Nelson's log

inserting lots of data into a remote Postgres efficiently

Update 2017: psycopg2 now has fast execution helpers. Not sure why they didn’t just improve executemany.

I’m using a Postgres server in AWS in the us-east zone. My database client is running in California, so it’s about 150ms away. I do not expect this to be fast. However I don’t expect it to be super-slow either. Inserting 700 rows in a single transaction was taking 60 seconds. That’s absurd! (Rows are ~100 bytes each, this is not a lot of data).

Thanks to StackExchange I found a solution. Here’s some untested code that illustrates the idea:

# Clearly slow to insert one row at a time
for row in myData:
    cur.execute('insert into data values (%s,%s,%s)', row)
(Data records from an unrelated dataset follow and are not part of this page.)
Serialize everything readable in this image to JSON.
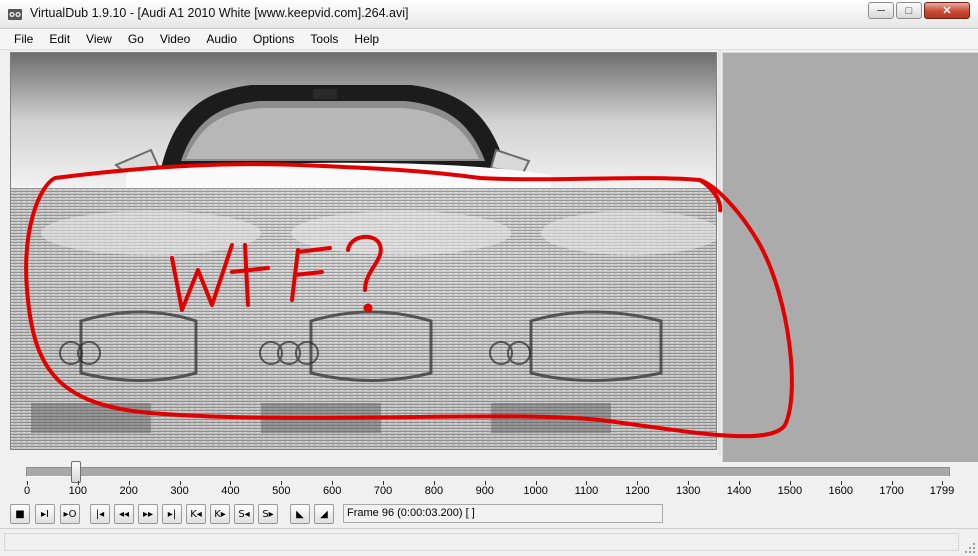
{
  "window": {
    "title": "VirtualDub 1.9.10 - [Audi A1 2010 White [www.keepvid.com].264.avi]",
    "minimize_glyph": "─",
    "maximize_glyph": "□",
    "close_glyph": "✕"
  },
  "menu": [
    "File",
    "Edit",
    "View",
    "Go",
    "Video",
    "Audio",
    "Options",
    "Tools",
    "Help"
  ],
  "video": {
    "annotation_text": "WTF?",
    "annotation_color": "#e00000"
  },
  "timeline": {
    "total_frames": 1799,
    "current_frame": 96,
    "ticks": [
      "0",
      "100",
      "200",
      "300",
      "400",
      "500",
      "600",
      "700",
      "800",
      "900",
      "1000",
      "1100",
      "1200",
      "1300",
      "1400",
      "1500",
      "1600",
      "1700",
      "1799"
    ]
  },
  "toolbar": {
    "buttons": [
      {
        "name": "stop-icon",
        "glyph": "■"
      },
      {
        "name": "play-input-icon",
        "glyph": "▸I"
      },
      {
        "name": "play-output-icon",
        "glyph": "▸O"
      },
      {
        "name": "go-start-icon",
        "glyph": "|◂"
      },
      {
        "name": "prev-frame-icon",
        "glyph": "◂◂"
      },
      {
        "name": "next-frame-icon",
        "glyph": "▸▸"
      },
      {
        "name": "go-end-icon",
        "glyph": "▸|"
      },
      {
        "name": "prev-keyframe-icon",
        "glyph": "K◂"
      },
      {
        "name": "next-keyframe-icon",
        "glyph": "K▸"
      },
      {
        "name": "scene-back-icon",
        "glyph": "S◂"
      },
      {
        "name": "scene-forward-icon",
        "glyph": "S▸"
      },
      {
        "name": "mark-in-icon",
        "glyph": "◣"
      },
      {
        "name": "mark-out-icon",
        "glyph": "◢"
      }
    ],
    "frame_info": "Frame 96 (0:00:03.200) [ ]"
  },
  "colors": {
    "output_pane": "#ababab",
    "annotation": "#e00000"
  }
}
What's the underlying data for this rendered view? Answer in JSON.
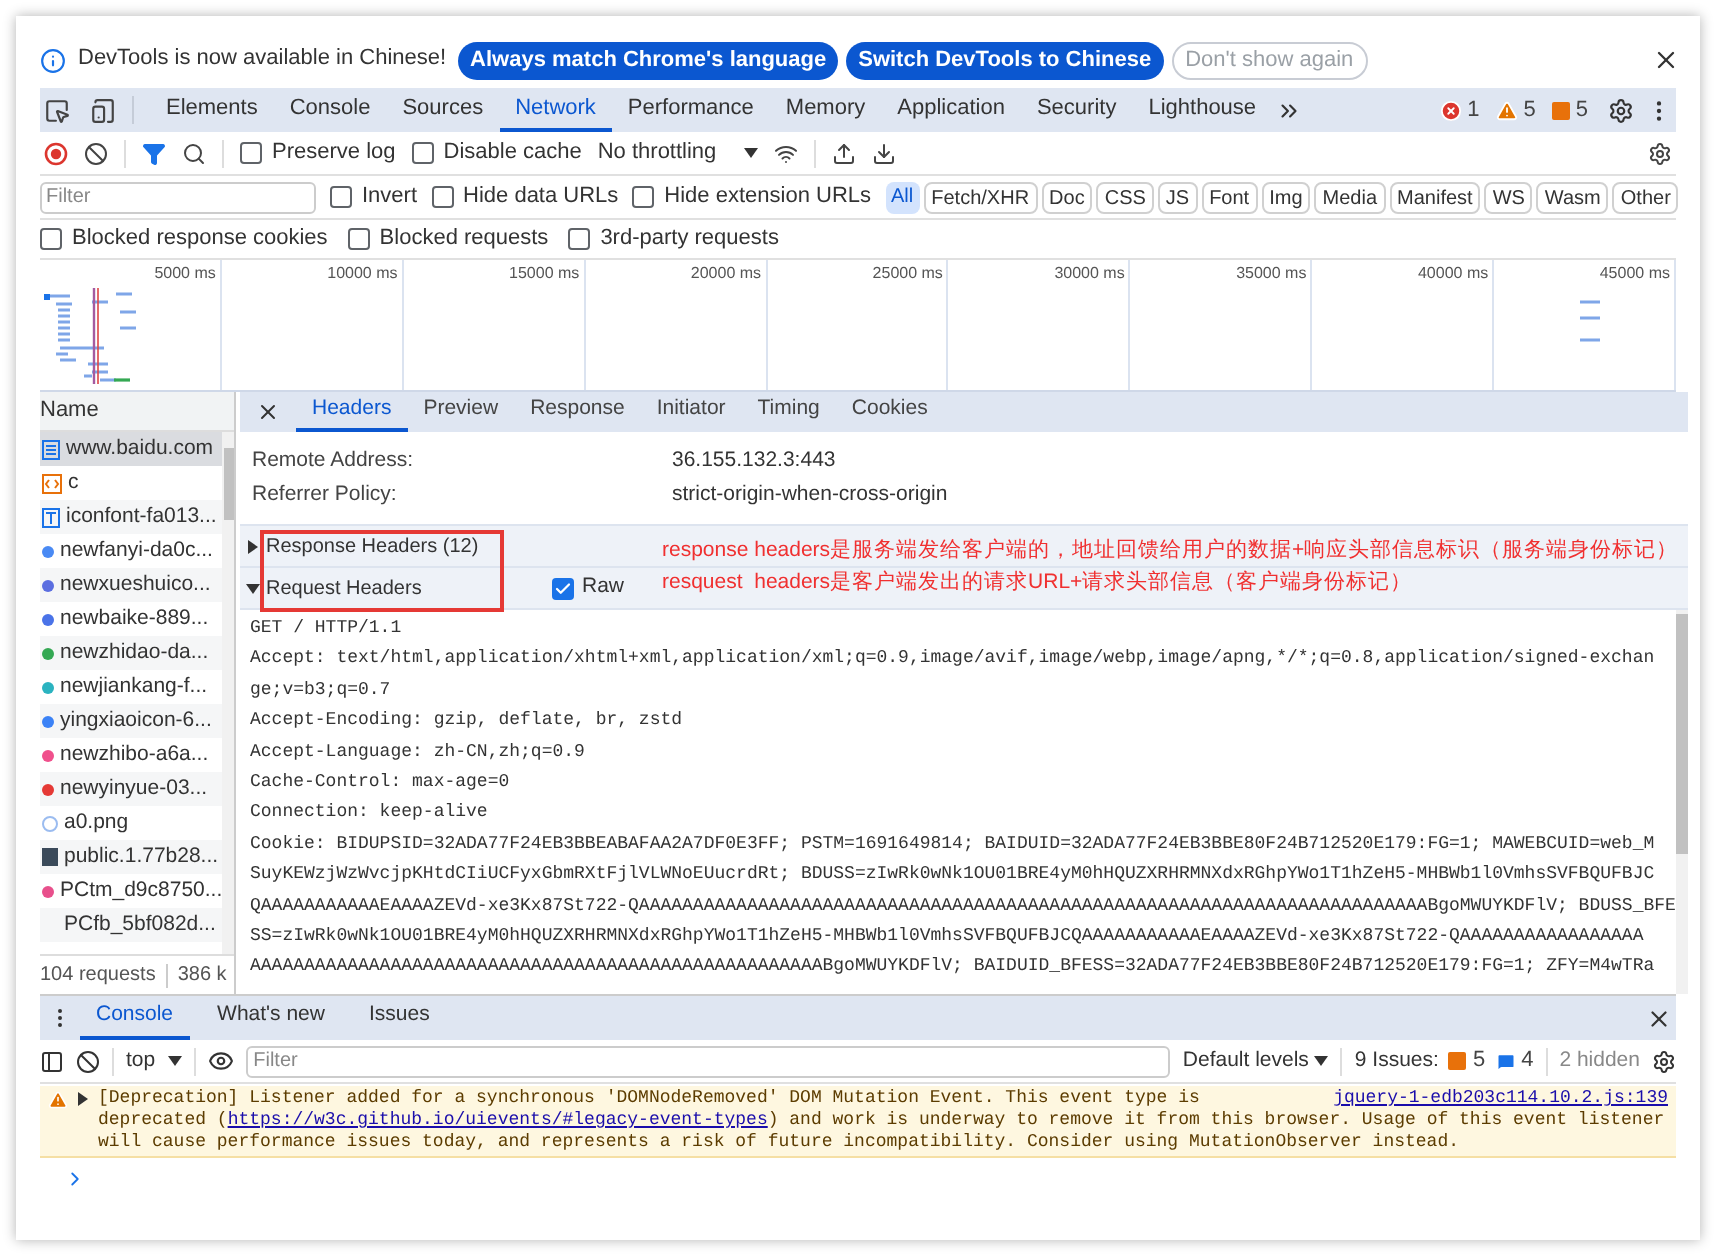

# Should be much faster, but isn't
cur.executemany('insert into data values (%s,%s,%s)', myData)

# This hack is much faster
dataText = ','.join(cur.mogrify('(%s,%s,%s)', row) for row in myData)
cur.execute('insert into data values ' + dataText)

That funky last idiom basically expands all of myData into one giant SQL string with multiple values. For my use case, that 60 second operation went down to 1.5 seconds. This hack works, but you’re going to bump into a query size limit at some point.

Note that mogrify() isn’t doing anything clever, it’s just doing safe expansion of SQL query strings to avoid Little Bobby Tables. (There’s a Unicode error lurking here; I switched to Python2 just to make this work.) Also note that transactions don’t seem to be to blame here. psycopg2 by default runs a transaction for every connection; nothing commits until you call commit().

I think what’s going on is that psycopg2 doesn’t optimize the implementation of executemany(). Internally it’s just doing something like a loop calling execute() for each row. I don’t have proof of that, but my research turned up other people saying that was the problem. (See here)

(As an aside, what is it with database adapters for various languages that make them so universally bad? psycopg2 isn’t terrible, but it’s hardly joyful Python software. At least it’s better than the mess we had with mysql for so many years. Back in the Java days we used to have a terrible time trying to talk to MySQL as well.)